The relation between carat-->price and x-->price is exponential. Hence, we'll perform logarithmic transformation on price to obtain linearity.

In [None]:
log_price = np.log(data_no_null['price'])
data_no_null['log_price'] = log_price

sns.pairplot(data=data_no_null,
             x_vars=(data_no_null.drop(['clarity', 'cut', 'color', 'price','log_price'], axis=1)).columns,
             y_vars=['price', 'log_price'],
             kind='scatter')

In [None]:
data_linear = data_no_null.drop(['price'], axis=1)

**2. No Endogeneity**

No Endogeneity refers to the prohibition of correlation between the error term and the independent variables. We should take of Omitted Variable Bias(OBS) as any omitted variable eventually adds to the error term resulting in correlation between error term and the independent variables.

**3. Normality and Homoscedasticity**

* Normality is assumed for big samples following Central Limit Theorem
* Zero mean of distribution of error is accomplished by the intercept
* We can have verified normality of error term and homoscedasticity later while predicting the results

**4. No auto-correlation**

The observations are not coming from a Time Series or panel data, hence there is no auto-correlation.
Each observation represents a different diamond and hence they are not correlated.

**5. No Multi-Collinearity**

### Creating Dummy Variables

In [None]:
data_with_dummies = pd.get_dummies(data_linear, drop_first=True)
data_with_dummies.head()

In [None]:
data_preprocessed = data_with_dummies.reset_index(drop=True)

# Linear Regression

### Declaring dependent and independent variables

In [None]:
x = data_preprocessed.drop(['log_price'], axis=1)
y = data_preprocessed['log_price']

### Scaling the data

In [None]:
scaler = StandardScaler()
scaler.fit(x)
x_scaled = scaler.transform(x)

### Splitting the data in train-test

In [None]:
x_train, x_test, y_train, y_test = train_test_split(x_scaled, y, test_size=0.2, random_state=420)

### Regression

In [None]:
reg = LinearRegression()
reg.fit(x_train, y_train)

In [None]:
print('R-squared =',reg.score(x_train, y_train))

In [None]:
print('Intercept =',reg.intercept_)

In [None]:
weights = pd.DataFrame(x.columns, columns=['Feature'])
weights['Weight'] = reg.coef_
print('Weight of each variable is:')
weights

# Prediction and Inferences based on Train Data

In [None]:
y_hat_train = reg.predict(x_train)

**Ideally we want the predicted values to be same as the actual observation. Hence, a scatter plot of actual values VS predicted values should be formed around a 45° line.**

In [None]:
plt.scatter(np.exp(y_train), np.exp(y_hat_train), alpha=0.2)
plt.xlabel('Actual log_Price', size=20)
plt.ylabel('Predicted log_Price', size=20)
plt.ylim(0,30000)
plt.xlim(0,20000)
plt.plot([0,30000], [0,30000], c='orange', label='45° line')
plt.show()

The variance of the error should be constant throughout. Here the error seems to be Hetroscedastic and violates the Homoscedaticity assumsption of the OLS algorithm we are using for Linear Regression. We'll need to further work on the model to resolve this.

**The residuals should be normally distributed with a mean of 0.**

In [None]:
sns.displot(y_train-y_hat_train, kde=True)

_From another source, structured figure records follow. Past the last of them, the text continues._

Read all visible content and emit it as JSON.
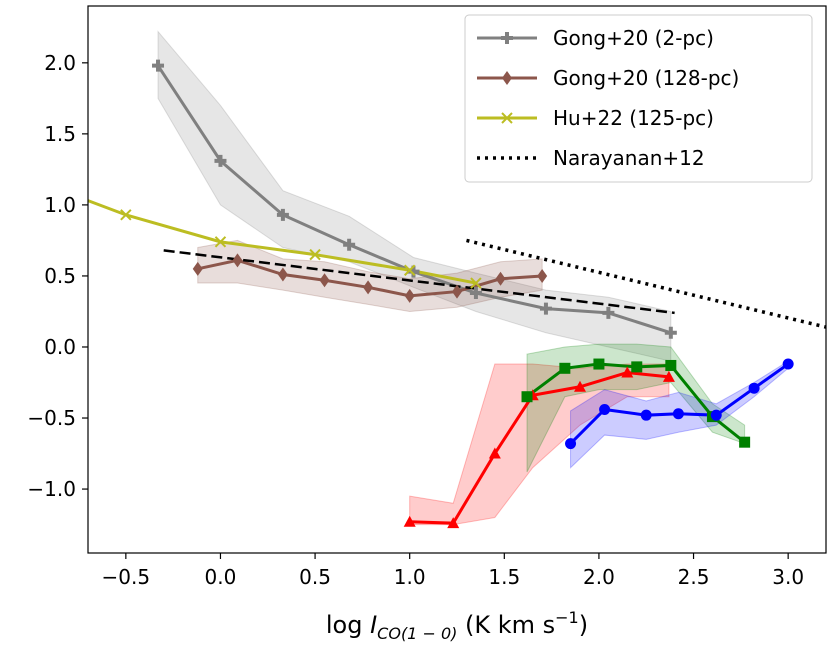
{
  "chart_data": {
    "type": "line",
    "title": "",
    "xlabel": {
      "prefix": "log ",
      "var": "I",
      "sub": "CO(1 − 0)",
      "units": " (K km s",
      "exp": "−1",
      "close": ")"
    },
    "ylabel": "",
    "xlim": [
      -0.7,
      3.2
    ],
    "ylim": [
      -1.45,
      2.4
    ],
    "xticks": [
      -0.5,
      0.0,
      0.5,
      1.0,
      1.5,
      2.0,
      2.5,
      3.0
    ],
    "xtick_labels": [
      "−0.5",
      "0.0",
      "0.5",
      "1.0",
      "1.5",
      "2.0",
      "2.5",
      "3.0"
    ],
    "yticks": [
      -1.0,
      -0.5,
      0.0,
      0.5,
      1.0,
      1.5,
      2.0
    ],
    "ytick_labels": [
      "−1.0",
      "−0.5",
      "0.0",
      "0.5",
      "1.0",
      "1.5",
      "2.0"
    ],
    "legend_position": "top-right",
    "series": [
      {
        "name": "Gong+20 (2-pc)",
        "legend": true,
        "color": "#808080",
        "marker": "plus",
        "x": [
          -0.33,
          0.0,
          0.33,
          0.68,
          1.02,
          1.35,
          1.72,
          2.05,
          2.38
        ],
        "y": [
          1.98,
          1.31,
          0.93,
          0.72,
          0.53,
          0.38,
          0.27,
          0.24,
          0.1
        ],
        "band_lower": [
          1.75,
          1.0,
          0.7,
          0.6,
          0.42,
          0.25,
          0.1,
          0.0,
          -0.1
        ],
        "band_upper": [
          2.22,
          1.7,
          1.1,
          0.92,
          0.63,
          0.52,
          0.4,
          0.35,
          0.25
        ]
      },
      {
        "name": "Gong+20 (128-pc)",
        "legend": true,
        "color": "#8c564b",
        "marker": "diamond",
        "x": [
          -0.12,
          0.09,
          0.33,
          0.55,
          0.78,
          1.0,
          1.25,
          1.48,
          1.7
        ],
        "y": [
          0.55,
          0.61,
          0.51,
          0.47,
          0.42,
          0.36,
          0.39,
          0.48,
          0.5
        ],
        "band_lower": [
          0.45,
          0.45,
          0.4,
          0.35,
          0.3,
          0.25,
          0.28,
          0.35,
          0.4
        ],
        "band_upper": [
          0.7,
          0.75,
          0.62,
          0.6,
          0.53,
          0.48,
          0.52,
          0.6,
          0.62
        ]
      },
      {
        "name": "Hu+22 (125-pc)",
        "legend": true,
        "color": "#bcbd22",
        "marker": "x",
        "x": [
          -0.7,
          -0.5,
          0.0,
          0.5,
          1.0,
          1.35
        ],
        "y": [
          1.03,
          0.93,
          0.74,
          0.65,
          0.54,
          0.45
        ]
      },
      {
        "name": "Narayanan+12",
        "legend": true,
        "color": "#000000",
        "style": "dotted",
        "x": [
          1.3,
          3.2
        ],
        "y": [
          0.75,
          0.14
        ]
      },
      {
        "name": "fit",
        "legend": false,
        "color": "#000000",
        "style": "dashed",
        "x": [
          -0.3,
          2.4
        ],
        "y": [
          0.68,
          0.24
        ]
      },
      {
        "name": "red",
        "legend": false,
        "color": "#ff0000",
        "marker": "triangle",
        "x": [
          1.0,
          1.23,
          1.45,
          1.65,
          1.9,
          2.15,
          2.37
        ],
        "y": [
          -1.23,
          -1.24,
          -0.75,
          -0.34,
          -0.28,
          -0.18,
          -0.21
        ],
        "band_lower": [
          -1.25,
          -1.25,
          -1.2,
          -0.85,
          -0.55,
          -0.35,
          -0.35
        ],
        "band_upper": [
          -1.05,
          -1.1,
          -0.12,
          -0.12,
          -0.15,
          -0.12,
          -0.12
        ]
      },
      {
        "name": "green",
        "legend": false,
        "color": "#008000",
        "marker": "square",
        "x": [
          1.62,
          1.82,
          2.0,
          2.2,
          2.38,
          2.6,
          2.77
        ],
        "y": [
          -0.35,
          -0.15,
          -0.12,
          -0.14,
          -0.13,
          -0.49,
          -0.67
        ],
        "band_lower": [
          -0.88,
          -0.35,
          -0.3,
          -0.3,
          -0.25,
          -0.6,
          -0.68
        ],
        "band_upper": [
          -0.05,
          0.0,
          0.02,
          0.02,
          0.0,
          -0.4,
          -0.55
        ]
      },
      {
        "name": "blue",
        "legend": false,
        "color": "#0000ff",
        "marker": "circle",
        "x": [
          1.85,
          2.03,
          2.25,
          2.42,
          2.62,
          2.82,
          3.0
        ],
        "y": [
          -0.68,
          -0.44,
          -0.48,
          -0.47,
          -0.48,
          -0.29,
          -0.12
        ],
        "band_lower": [
          -0.85,
          -0.62,
          -0.65,
          -0.6,
          -0.55,
          -0.35,
          -0.15
        ],
        "band_upper": [
          -0.45,
          -0.3,
          -0.38,
          -0.32,
          -0.4,
          -0.25,
          -0.1
        ]
      }
    ]
  }
}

# Testing of the test data

In [None]:
test = pd.DataFrame()
y_test.reset_index(inplace=True, drop=True)
test['Actual'] = np.exp(y_test)
test['Predicted'] = np.exp(reg.predict(x_test))
test

In [None]:
plt.scatter(test['Actual'], test['Predicted'], alpha=0.2)
plt.xlabel('Actual log_Price', size=20)
plt.ylabel('Predicted log_Price', size=20)
plt.ylim(0,25000)
plt.ylim(0,25000)
plt.plot([0,25000], [0,25000], c='orange', label='45° line')
plt.show()

In [None]:
sns.displot(test['Actual']-test['Predicted'], kde=True)

Our model is over-estimating values as we can see negative residuals. While there seems to be no issue of under-estimation for the model.

In [None]:
pd.set_option('display.max_row', None)
pd.set_option('display.float_format', lambda x: '%.2f' %x)
test['Residual'] = test['Actual']-test['Predicted']
test['Difference%'] = np.absolute(test['Residual']/test['Actual']*100)
test.sort_values(by=['Difference%'])

In [None]:
np.mean(test['Difference%'])

The Difference% is relatively low for the lower obersavation values of price but gradually increases as the observation's price increases. We'll need to work on this to improve the model.